GURPS Notes 12: Power Inflation, Why Doctrine

GURPS is fine in a realistic game. All the realistic advantages are fairly priced, no need to apply any modification. I cannot say the same in a game with Supernatural advantages. Here is where best practices and GM's world building are going to mean a lot of work.

Recently I discovered the cheese of Modular Abilities (B71) with -80% limitation (B110) (example - Preparation Required 1 hour -50%, Limited Use x10, -10%; Spells only -20%) (any combination of limitations). Its quite powerful, but before that I've struggled with powers reflecting the setting demographics - how often they occur and how the market prices such magical modification.

An interesting way to do this is creating a set of Tiers. Each tier is a Multiplier to the Cost of an Advantage or Power. Tiers multiply the cost, x1.5, x2, x3, x5. You can do this Before the Campaign begins or tweak it around mid-campaign. Of course, your players should be aware of this if its mid game. Of course you have to go to the forums and check what needs to be "tweaked" and what creates interesting organic results. Personally there should be some list of powers that can be calibrated. Modular Ability + Magic is one of those. Some people argue Magery IF you allow them in certain levels.

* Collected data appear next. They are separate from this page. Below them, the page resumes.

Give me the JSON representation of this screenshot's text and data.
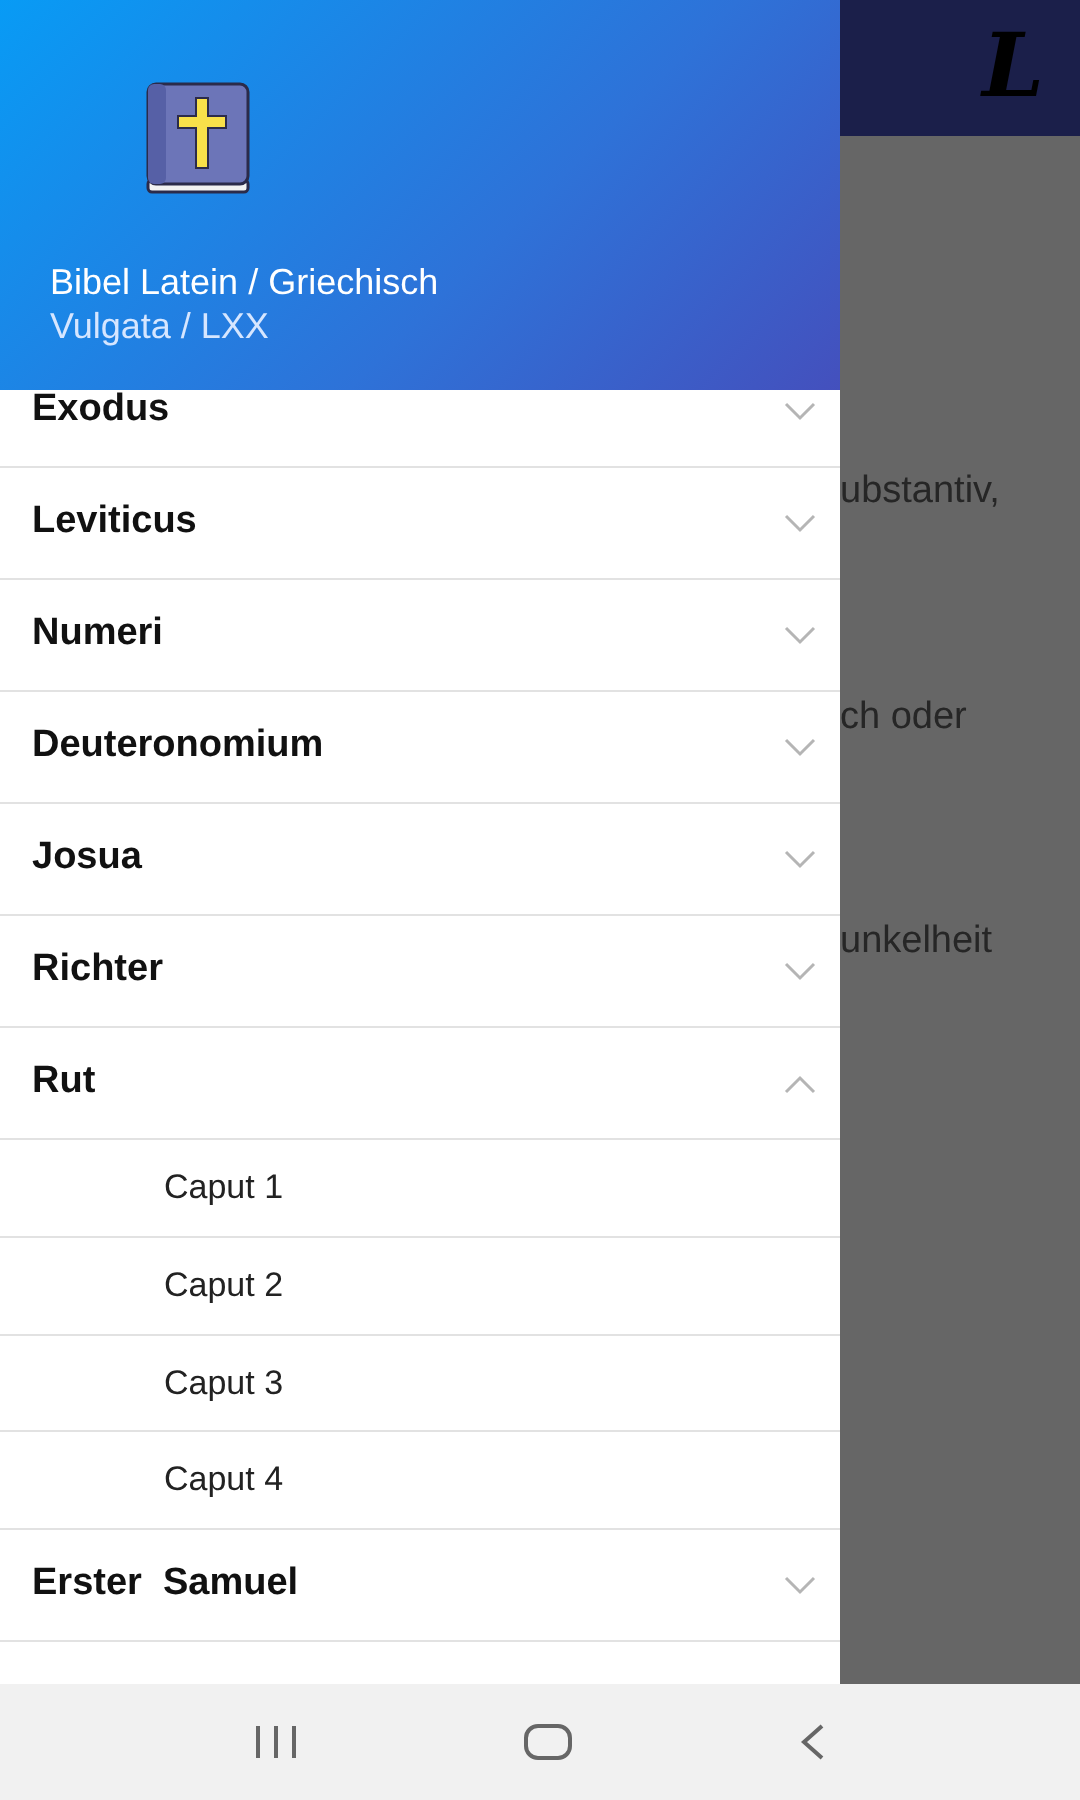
{
  "app_bar": {
    "logo": "L"
  },
  "content": {
    "lines": [
      "ubstantiv,",
      "ch oder",
      "unkelheit"
    ]
  },
  "drawer": {
    "title": "Bibel Latein / Griechisch",
    "subtitle": "Vulgata / LXX",
    "books": [
      {
        "name": "Exodus",
        "expanded": false
      },
      {
        "name": "Leviticus",
        "expanded": false
      },
      {
        "name": "Numeri",
        "expanded": false
      },
      {
        "name": "Deuteronomium",
        "expanded": false
      },
      {
        "name": "Josua",
        "expanded": false
      },
      {
        "name": "Richter",
        "expanded": false
      },
      {
        "name": "Rut",
        "expanded": true,
        "chapters": [
          "Caput 1",
          "Caput 2",
          "Caput 3",
          "Caput 4"
        ]
      },
      {
        "name": "Erster  Samuel",
        "expanded": false
      }
    ]
  }
}
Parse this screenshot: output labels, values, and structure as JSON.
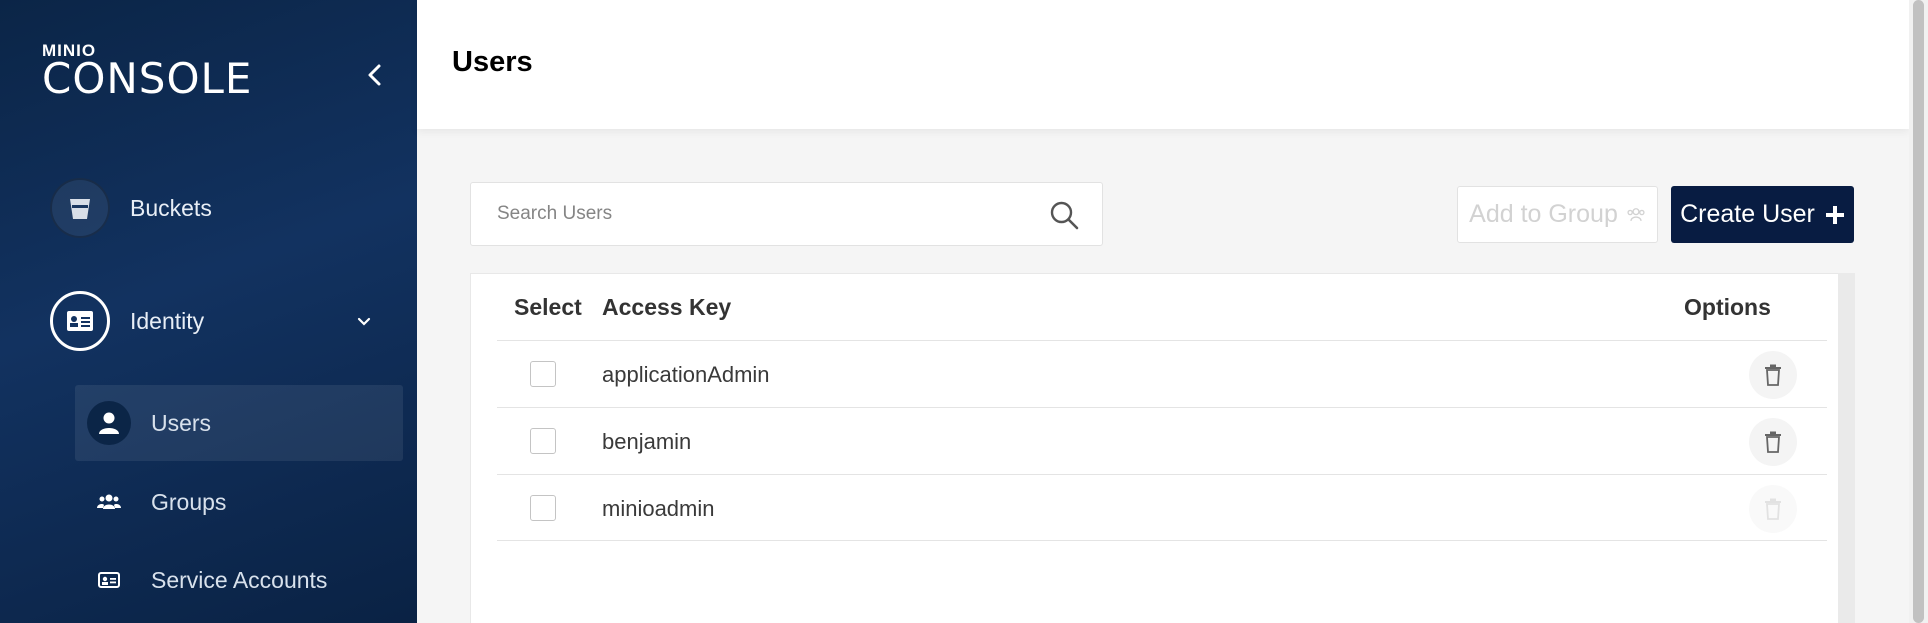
{
  "app": {
    "logo_small": "MINIO",
    "logo_big": "CONSOLE"
  },
  "sidebar": {
    "items": [
      {
        "label": "Buckets",
        "icon": "bucket-icon"
      },
      {
        "label": "Identity",
        "icon": "id-card-icon",
        "expanded": true
      }
    ],
    "subitems": [
      {
        "label": "Users",
        "icon": "user-icon",
        "active": true
      },
      {
        "label": "Groups",
        "icon": "groups-icon"
      },
      {
        "label": "Service Accounts",
        "icon": "service-account-icon"
      }
    ]
  },
  "header": {
    "title": "Users"
  },
  "search": {
    "placeholder": "Search Users",
    "value": ""
  },
  "toolbar": {
    "add_to_group_label": "Add to Group",
    "create_user_label": "Create User"
  },
  "table": {
    "columns": [
      "Select",
      "Access Key",
      "Options"
    ],
    "rows": [
      {
        "access_key": "applicationAdmin",
        "delete_enabled": true
      },
      {
        "access_key": "benjamin",
        "delete_enabled": true
      },
      {
        "access_key": "minioadmin",
        "delete_enabled": false
      }
    ]
  },
  "colors": {
    "sidebar_bg": "#0b2547",
    "primary_button": "#081c42"
  }
}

Why Doctrine - More Organization of Material, instead of More Material


The added cost only makes certain powers occur more often than others, and what happens next is Doctrine. This is what I wanted from my WBH game. See how best practice evolved from the game system, and I discovered some interesting combos and practices as a result of certain advantages and combinations. My regret is that magery is just TOOO big a chunk to process, especially when you consider the number of books about it. We've reached the point of diminishing returns, that we need more Prepared Material, like Doctrine, instead of New material. An aging number of players, the highest paying bracket, won't be very easy to part with money if its something that just adds work instead of reduces it.

I like doctrine, its something the GM can be good at even if hes not as smart as a bunch of players combined or those who can dedicate their resources and time to their character. With doctrine you have guidelines and procedure, it draws upon more of age and experience instead of brilliance and processing ability. You can pulls something out chaos and it will screw with a lot of things. It empowers the GM to give a real challenge.